Co-Housing Governance: Democracy vs Consensus
In my Ignite Seattle talk about Advanced Co-Housing Techniques, I mis-spoke about governance. I said that our house is run as a democracy, which actually isn’t a very accurate representation. Democracies are clearly sustainable forms of governance, but they tend to leave a bunch of people unhappy in many decisions. Up to half the residents can get out-voted on anything, and then decisions move forwards that they disagree with.
Our house actually operates on consensus for most decisions. Operating on consensus is short-hand for everybody has to agree before something happens. Another way to put this is that everybody has veto power over everything. It is this fact which most leads to the slowness of decision making that I alluded to. It can take a long time to reach consensus on issues. But people are generally happy when they do. The biggest source of stress is often that things aren’t moving quickly enough. This leads me to joke sometimes that an issue is “working its way through congress” before it gets decided, which I think contributed to me mis-representing the governance system that we use.
We do have a separate politburo-style committee which is responsible for financial decisions. For issues like when to refinance it makes sense for only certain members of the household to contribute: those with a direct vested interest in the outcome. Maintenance and repairs of the house similarly get dealt with in this sub-group, not because other residents don’t have a vested interest, but because it’s our responsibility and we generally figure the other residents would rather not deal with things like hiring a painter. Even if they did, their incentives would differ slightly. Sometimes meta-issues around residency like how many people the house should have sometimes get taken up by the politburo, but we do our best to keep these discussions open.
I know of other group houses which operate with similar multi-tiered governance systems. The hierarchy often seems to follow legal ownership of the house, which makes sense. Sometimes more power is reserved by the owners. Clearly there’s a continuum of possibilities here which would get unhealthy on either end. A strict dictatorship by the owner would probably make all other residents unhappy fairly quickly.
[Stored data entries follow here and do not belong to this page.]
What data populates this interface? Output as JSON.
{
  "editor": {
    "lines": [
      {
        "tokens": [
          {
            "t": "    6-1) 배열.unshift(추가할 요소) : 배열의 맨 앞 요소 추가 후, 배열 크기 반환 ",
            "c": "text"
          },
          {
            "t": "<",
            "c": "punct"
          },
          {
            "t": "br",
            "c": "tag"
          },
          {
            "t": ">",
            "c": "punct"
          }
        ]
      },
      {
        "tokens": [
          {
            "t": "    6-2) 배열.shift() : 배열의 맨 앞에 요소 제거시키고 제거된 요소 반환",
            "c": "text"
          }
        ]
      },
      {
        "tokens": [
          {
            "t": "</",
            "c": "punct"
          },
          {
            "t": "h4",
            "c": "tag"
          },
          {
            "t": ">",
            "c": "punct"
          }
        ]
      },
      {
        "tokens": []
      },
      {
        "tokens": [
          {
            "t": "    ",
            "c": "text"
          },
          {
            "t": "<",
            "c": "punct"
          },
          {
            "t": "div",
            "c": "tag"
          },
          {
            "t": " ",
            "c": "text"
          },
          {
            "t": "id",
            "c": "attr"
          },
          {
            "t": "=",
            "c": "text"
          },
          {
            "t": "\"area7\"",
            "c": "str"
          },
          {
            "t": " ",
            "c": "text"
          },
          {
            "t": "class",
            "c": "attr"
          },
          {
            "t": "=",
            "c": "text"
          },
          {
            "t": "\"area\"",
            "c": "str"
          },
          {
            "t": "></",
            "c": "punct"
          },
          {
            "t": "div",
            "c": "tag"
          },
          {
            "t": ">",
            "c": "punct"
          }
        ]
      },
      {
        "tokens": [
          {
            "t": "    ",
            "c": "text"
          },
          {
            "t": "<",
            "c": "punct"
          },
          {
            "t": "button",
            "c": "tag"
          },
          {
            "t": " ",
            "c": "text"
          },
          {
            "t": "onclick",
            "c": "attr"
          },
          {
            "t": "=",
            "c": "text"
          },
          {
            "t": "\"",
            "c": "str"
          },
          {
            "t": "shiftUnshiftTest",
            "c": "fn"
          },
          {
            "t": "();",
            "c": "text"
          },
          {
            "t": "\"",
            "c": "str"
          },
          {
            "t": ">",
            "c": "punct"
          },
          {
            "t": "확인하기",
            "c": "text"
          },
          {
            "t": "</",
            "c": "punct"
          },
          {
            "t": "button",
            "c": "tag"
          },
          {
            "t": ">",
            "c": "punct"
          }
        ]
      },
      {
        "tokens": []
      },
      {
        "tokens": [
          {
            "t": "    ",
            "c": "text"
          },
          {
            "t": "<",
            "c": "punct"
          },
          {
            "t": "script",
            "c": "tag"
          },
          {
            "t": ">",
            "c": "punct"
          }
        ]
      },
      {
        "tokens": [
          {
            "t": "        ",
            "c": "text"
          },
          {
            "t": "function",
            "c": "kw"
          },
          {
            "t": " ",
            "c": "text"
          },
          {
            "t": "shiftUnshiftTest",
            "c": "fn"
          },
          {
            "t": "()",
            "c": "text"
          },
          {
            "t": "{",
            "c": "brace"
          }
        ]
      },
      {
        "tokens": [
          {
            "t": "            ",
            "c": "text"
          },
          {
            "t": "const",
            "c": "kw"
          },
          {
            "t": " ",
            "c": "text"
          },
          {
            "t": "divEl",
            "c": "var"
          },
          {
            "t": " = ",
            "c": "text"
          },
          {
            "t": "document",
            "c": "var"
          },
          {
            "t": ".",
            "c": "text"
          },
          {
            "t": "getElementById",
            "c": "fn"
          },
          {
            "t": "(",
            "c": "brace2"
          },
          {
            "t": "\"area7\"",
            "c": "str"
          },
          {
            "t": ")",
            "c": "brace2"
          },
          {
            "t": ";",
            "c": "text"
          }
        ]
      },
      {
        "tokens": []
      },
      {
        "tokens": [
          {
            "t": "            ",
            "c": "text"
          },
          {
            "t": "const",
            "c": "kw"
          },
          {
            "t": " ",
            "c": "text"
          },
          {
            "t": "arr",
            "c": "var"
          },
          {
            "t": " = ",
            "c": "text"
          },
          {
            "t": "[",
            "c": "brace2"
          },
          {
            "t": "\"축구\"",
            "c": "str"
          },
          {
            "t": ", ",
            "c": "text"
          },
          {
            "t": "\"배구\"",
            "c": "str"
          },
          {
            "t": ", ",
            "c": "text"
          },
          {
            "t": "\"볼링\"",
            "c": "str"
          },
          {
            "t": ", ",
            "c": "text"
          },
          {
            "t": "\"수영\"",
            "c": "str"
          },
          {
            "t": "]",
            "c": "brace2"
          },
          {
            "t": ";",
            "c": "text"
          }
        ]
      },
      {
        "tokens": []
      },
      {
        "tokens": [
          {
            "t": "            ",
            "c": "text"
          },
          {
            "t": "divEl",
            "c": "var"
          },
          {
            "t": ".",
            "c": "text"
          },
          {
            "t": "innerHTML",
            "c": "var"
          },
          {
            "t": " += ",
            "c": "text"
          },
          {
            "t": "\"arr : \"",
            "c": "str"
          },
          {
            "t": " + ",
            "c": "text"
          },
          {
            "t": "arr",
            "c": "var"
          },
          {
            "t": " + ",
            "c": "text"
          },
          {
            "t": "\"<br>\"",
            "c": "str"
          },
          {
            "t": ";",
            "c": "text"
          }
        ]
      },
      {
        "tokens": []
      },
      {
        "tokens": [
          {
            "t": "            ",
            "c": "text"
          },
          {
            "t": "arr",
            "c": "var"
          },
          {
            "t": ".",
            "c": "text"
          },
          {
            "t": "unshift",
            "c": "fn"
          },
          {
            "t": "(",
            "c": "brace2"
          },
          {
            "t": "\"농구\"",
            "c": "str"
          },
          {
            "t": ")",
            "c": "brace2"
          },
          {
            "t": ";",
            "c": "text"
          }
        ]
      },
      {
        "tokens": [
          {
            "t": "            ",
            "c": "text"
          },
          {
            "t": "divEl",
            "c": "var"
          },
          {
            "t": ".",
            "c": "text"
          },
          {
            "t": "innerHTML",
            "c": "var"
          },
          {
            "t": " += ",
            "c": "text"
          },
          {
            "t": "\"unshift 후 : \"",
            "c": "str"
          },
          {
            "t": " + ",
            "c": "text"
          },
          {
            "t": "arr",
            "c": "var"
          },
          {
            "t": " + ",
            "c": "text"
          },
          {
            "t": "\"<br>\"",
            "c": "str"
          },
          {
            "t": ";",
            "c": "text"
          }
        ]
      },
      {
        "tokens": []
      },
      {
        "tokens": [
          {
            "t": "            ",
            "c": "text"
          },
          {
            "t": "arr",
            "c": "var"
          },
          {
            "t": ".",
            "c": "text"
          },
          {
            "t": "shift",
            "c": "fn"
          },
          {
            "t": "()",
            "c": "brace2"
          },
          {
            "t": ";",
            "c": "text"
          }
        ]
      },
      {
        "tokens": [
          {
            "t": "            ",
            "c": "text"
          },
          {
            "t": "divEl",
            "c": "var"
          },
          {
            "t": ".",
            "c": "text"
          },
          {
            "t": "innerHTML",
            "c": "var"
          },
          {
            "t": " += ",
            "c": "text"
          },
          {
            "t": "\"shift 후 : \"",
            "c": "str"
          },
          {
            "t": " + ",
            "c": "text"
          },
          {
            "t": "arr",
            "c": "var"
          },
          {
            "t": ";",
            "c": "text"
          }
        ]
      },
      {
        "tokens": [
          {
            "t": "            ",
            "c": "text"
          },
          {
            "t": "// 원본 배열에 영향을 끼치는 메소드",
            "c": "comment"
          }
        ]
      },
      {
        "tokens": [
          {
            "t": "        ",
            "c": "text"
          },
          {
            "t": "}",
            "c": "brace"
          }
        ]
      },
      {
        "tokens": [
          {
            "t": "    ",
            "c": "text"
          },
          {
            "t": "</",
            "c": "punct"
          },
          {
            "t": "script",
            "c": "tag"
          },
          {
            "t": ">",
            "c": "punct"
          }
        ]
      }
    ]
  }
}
On the other side a house where the owner has no more power than the other residents, and gets out-voted on issues pertaining to physical maintenance could lead to the house falling into dis-repair. I’ve heard that the Evergreen Land Trust model sometimes has this problem. ELT is something I don’t know very much about, but deserves its own write-up.
One closing comment about house governance relates to communication. When decisions need to get made, how will your house communicate the discussion? We use a combination of an email list and periodic in-person house-meetings which are fairly formal and infrequent. I know other houses rely fairly heavily on SMS, or chance discussion. As in most things with co-housing, there are many right answers. The key is finding a system that works well for everybody you live with, and being open to change if it seems not to be working.